I have attended a number of retailer conferences this year; looking for where the opportunity lies, what success look likes and learning from others.
As US online purchasers hit 14% of all retail transactions (and it is expected to go to 20% by 2025), there is a lot of conversation about where growth will come from for bricks and mortar retailers.
Whilst figures out this week suggest that 23 retailers per week are closing stores. The number that is not being discussed is the number of new stores being opened. Retailers that have cracked the code of making it easy for customers to visit, integrating the online store creating an omnichannel offering) as well as focussing on the inshore experience, are winning and are growing.
Listening to the CEO of J.C. Penney, Marvin Ellison, in the US recently… he stated loud and proud that brand is created by those people who welcome and serve customers. The concession model has not served the brand for department stores because of the inconsistent in-store experience — that model may have worked last decade but customer expectation and sentiment has shifted.
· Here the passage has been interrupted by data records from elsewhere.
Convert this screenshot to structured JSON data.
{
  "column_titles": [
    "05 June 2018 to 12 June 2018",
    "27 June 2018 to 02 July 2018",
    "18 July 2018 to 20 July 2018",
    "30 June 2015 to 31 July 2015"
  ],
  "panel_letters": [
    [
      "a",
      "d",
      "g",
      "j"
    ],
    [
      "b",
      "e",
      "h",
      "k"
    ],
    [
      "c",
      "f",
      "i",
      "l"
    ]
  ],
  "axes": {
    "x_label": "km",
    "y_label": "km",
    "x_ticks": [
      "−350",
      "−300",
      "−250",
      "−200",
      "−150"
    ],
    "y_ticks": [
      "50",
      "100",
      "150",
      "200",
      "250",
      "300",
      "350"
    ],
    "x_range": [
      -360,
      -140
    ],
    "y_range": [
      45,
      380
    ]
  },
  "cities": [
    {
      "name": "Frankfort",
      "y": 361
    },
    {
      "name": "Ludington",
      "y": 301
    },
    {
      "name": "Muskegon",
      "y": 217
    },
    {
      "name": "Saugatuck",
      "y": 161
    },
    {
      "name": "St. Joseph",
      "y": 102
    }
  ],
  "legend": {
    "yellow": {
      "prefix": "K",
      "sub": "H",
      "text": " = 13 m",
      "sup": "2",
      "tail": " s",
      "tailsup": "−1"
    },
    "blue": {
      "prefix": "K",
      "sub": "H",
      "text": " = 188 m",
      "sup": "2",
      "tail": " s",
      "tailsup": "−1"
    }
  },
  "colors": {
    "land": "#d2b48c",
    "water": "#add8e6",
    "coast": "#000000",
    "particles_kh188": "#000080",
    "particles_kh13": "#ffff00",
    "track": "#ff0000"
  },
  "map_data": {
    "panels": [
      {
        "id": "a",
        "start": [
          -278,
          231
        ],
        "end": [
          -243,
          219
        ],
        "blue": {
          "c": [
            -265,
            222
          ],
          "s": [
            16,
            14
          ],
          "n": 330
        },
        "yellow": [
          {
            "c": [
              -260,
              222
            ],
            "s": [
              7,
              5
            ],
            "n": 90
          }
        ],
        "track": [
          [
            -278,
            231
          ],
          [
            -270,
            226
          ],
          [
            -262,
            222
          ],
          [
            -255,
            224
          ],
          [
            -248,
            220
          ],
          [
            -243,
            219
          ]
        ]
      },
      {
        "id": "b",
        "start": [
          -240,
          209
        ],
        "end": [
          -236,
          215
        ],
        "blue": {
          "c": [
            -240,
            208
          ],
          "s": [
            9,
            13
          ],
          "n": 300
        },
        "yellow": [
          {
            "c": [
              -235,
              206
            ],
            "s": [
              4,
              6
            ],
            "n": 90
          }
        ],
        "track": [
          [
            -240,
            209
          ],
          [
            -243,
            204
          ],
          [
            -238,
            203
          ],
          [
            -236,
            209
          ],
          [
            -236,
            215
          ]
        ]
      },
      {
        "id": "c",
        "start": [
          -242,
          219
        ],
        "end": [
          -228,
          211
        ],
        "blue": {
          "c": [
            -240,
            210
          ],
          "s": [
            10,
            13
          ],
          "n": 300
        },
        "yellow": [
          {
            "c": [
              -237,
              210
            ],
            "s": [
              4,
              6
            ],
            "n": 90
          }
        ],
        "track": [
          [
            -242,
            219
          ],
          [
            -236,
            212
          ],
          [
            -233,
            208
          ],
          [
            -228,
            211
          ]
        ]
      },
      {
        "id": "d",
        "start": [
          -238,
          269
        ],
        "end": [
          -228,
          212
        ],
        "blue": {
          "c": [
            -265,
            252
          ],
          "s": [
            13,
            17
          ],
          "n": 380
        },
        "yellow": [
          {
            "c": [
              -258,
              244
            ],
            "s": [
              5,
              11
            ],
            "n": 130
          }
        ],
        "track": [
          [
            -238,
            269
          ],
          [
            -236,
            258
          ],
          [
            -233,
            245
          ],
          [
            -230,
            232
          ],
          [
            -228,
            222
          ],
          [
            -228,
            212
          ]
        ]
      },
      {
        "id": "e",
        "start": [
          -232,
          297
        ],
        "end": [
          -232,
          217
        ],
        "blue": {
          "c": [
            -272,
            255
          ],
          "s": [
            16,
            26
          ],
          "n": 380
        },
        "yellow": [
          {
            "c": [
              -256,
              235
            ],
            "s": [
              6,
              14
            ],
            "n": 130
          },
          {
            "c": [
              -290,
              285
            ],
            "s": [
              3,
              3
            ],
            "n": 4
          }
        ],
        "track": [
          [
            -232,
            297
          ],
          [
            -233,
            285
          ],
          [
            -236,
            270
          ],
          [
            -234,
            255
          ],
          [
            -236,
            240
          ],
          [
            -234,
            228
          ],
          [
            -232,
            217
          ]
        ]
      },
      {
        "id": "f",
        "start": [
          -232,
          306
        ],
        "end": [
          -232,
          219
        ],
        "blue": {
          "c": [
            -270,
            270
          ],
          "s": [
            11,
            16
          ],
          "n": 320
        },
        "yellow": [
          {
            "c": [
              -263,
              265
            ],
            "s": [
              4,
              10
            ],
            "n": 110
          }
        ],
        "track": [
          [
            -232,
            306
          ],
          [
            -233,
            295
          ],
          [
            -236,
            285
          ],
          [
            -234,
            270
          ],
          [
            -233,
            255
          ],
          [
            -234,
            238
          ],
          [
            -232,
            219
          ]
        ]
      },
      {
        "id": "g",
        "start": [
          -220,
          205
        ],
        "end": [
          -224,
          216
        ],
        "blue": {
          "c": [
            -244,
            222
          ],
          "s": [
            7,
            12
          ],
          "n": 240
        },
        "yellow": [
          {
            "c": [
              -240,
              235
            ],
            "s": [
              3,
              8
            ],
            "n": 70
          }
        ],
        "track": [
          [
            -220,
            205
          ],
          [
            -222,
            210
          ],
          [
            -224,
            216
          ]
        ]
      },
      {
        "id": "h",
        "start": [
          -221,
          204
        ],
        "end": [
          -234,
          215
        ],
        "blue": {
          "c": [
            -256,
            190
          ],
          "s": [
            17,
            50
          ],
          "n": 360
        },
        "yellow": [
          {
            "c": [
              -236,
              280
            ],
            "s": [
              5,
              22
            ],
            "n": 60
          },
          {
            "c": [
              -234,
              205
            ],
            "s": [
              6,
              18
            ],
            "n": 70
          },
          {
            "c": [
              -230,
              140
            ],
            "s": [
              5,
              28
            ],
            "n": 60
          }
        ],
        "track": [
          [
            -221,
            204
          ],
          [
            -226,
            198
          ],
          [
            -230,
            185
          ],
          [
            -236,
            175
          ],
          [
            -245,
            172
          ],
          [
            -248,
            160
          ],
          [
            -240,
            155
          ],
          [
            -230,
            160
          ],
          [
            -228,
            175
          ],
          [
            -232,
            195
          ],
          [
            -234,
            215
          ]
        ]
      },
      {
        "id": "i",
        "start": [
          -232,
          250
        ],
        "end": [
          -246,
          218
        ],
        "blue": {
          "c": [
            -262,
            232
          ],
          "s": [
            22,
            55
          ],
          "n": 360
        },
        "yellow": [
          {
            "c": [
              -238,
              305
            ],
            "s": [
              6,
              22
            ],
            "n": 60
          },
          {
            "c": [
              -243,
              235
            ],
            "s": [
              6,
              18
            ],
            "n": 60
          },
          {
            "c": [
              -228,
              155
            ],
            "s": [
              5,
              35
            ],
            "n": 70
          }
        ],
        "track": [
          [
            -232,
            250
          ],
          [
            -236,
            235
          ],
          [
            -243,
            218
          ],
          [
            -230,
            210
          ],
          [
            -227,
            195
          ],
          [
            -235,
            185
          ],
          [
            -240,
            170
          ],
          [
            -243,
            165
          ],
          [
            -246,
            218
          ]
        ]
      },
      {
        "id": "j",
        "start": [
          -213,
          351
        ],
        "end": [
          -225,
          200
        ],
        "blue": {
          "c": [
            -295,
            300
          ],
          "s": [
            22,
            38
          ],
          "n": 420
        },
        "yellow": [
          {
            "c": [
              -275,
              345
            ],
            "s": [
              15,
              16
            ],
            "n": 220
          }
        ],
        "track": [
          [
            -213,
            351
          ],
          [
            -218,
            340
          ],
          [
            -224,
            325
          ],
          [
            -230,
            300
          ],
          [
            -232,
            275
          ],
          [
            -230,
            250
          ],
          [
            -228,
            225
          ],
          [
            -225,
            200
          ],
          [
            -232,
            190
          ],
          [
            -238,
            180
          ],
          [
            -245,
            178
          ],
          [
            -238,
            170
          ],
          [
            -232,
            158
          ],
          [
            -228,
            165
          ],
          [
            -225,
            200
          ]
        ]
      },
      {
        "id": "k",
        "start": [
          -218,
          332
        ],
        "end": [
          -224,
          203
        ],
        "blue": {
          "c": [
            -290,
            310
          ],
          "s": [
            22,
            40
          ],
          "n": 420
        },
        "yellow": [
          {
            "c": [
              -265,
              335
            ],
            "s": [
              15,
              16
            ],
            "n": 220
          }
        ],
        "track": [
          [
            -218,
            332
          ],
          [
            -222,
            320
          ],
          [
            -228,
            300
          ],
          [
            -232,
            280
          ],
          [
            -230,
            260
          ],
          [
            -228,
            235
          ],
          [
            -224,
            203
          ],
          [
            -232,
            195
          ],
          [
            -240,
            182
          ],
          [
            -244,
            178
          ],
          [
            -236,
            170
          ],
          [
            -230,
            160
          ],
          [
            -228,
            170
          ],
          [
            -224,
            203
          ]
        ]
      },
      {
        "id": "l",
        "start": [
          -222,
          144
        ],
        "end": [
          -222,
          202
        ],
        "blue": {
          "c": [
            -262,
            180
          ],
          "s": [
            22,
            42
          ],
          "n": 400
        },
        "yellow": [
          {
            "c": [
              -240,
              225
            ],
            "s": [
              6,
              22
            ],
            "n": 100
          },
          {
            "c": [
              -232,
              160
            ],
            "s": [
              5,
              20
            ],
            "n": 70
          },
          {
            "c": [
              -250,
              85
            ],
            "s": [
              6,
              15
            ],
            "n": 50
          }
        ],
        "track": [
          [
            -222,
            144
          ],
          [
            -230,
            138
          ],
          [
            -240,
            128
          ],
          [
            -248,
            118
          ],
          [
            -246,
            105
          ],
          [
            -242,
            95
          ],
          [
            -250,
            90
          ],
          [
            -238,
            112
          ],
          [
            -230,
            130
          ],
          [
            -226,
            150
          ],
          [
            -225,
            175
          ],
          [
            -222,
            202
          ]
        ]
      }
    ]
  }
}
Authenticity of leadership

Connecting with your team is paramount because ultimately, culture matters more than anything.
Leaders must give people a reason to come to work and encourage a sense of relatedness with the customer. That is, people who work in the business must relate to the needs of the customers and like them! (How often have you walked into a store and felt that you were being judged by the retail assistant?).
It is important that people are proud of where they work and go to work in a place where their efforts are noticed and appreciated.This might be easier for a smaller business that has some connection with the founder, but for the 100,000 J.C. Penny employees across 900 stores, it takes consistent determination from all managers and leaders to achieve this. And the results speak for themselves.
It’s all about perspective. When Marvin Ellison joined J.C. Penney it was down in the previous 18 months from USD19b to USD11b and negative USD 500mil EBITDA. In his opinion, this downturn was a result of ‘bad’ leadership and inconsistent management (not disruption). Ellison said it is easy to ‘blame’ e-commerce or Amazon, but the fact is that people are still spending. His job was to win people back and do thing differently — he saw this situation as a massive opportunity.
Some of the things he set in place:
Monetise the asset — foot traffic and physical stores are in fact a media.
Team members had no commercial acumen and people needed to learn about fiscal responsibility. To tackle this he had them understand the fundamentals of commercial reality using storytelling, analogies and speaking in layman’s terms.
He asked his leaders (then managers and team members) the following questions — only 30% got anywhere near answering them.

Marvin Ellison’s 5 questions

  • Describe a core customer (nobody is good enough to serve everyone)?
  • What is the mission statement of the company?
  • Who are the top 3 competitors in order of importance?
  • What are the top metrics and what reports do you look at to determine our achievement?
  • What is the purpose of the company?

This is an ongoing pop quiz… perhaps you could ask the same questions of your team?
A really important question was ‘what do people rely on us for? And what relationship do they want to have with us?’ Answering that question helped Ellison’s team determine which stores no longer fit their model, positioning or brand and as a result, they closed 138 stores last year. Even though they had positive cash flow, they did not fit the company brand. This year, J.C. Penney has closed 8 stores — a strong and bold action driven by strategy.
Ellison asked some more questions:

  1. Could the store cope with a capital injection for upgrade and get a return on it, and over what time frame?
  2. Would you want your kids to work there or your wife to shop there? If not, then they did not belong inside the purpose statement.

When considering ‘what makes us successful’, this inquiry came from understanding customer behaviour. For instance, a hair salon customer will spend twice as much as a non salon customer because they spent longer in store and went there more often. Therefore, they looked at other ways to bring people in store more often — cross-selling, Sephora concessions, the hair salon, and Women’s apparel — they asked the question what can we group together…
There is no statement truer than: ‘it is far cheaper to keep a customer than to find a new one’. Customers are more intelligent and discerning than they ever have been because of transparency, pricing and google — and this puts pressure on retailers to run a better business. Customers, whilst still in store, can price compare.
An American consumer (Australians are similar) are looking for value that is well presented and easy to access. 
J.C. Penney’s mission statement is: Give the customer what they want for less time, money and effort and it became the anthem and the mantra of every employee. Their leaders needed to empower the warrior spirit within the team and play to win.

Last piece of advice

Give the customer a reason to keep on coming, change and sell out, give them something new every time they come — this advice is relevant for online stores too. 
Retail is not dying — we are working in the most dynamic time in retail ever! Let’s embrace it.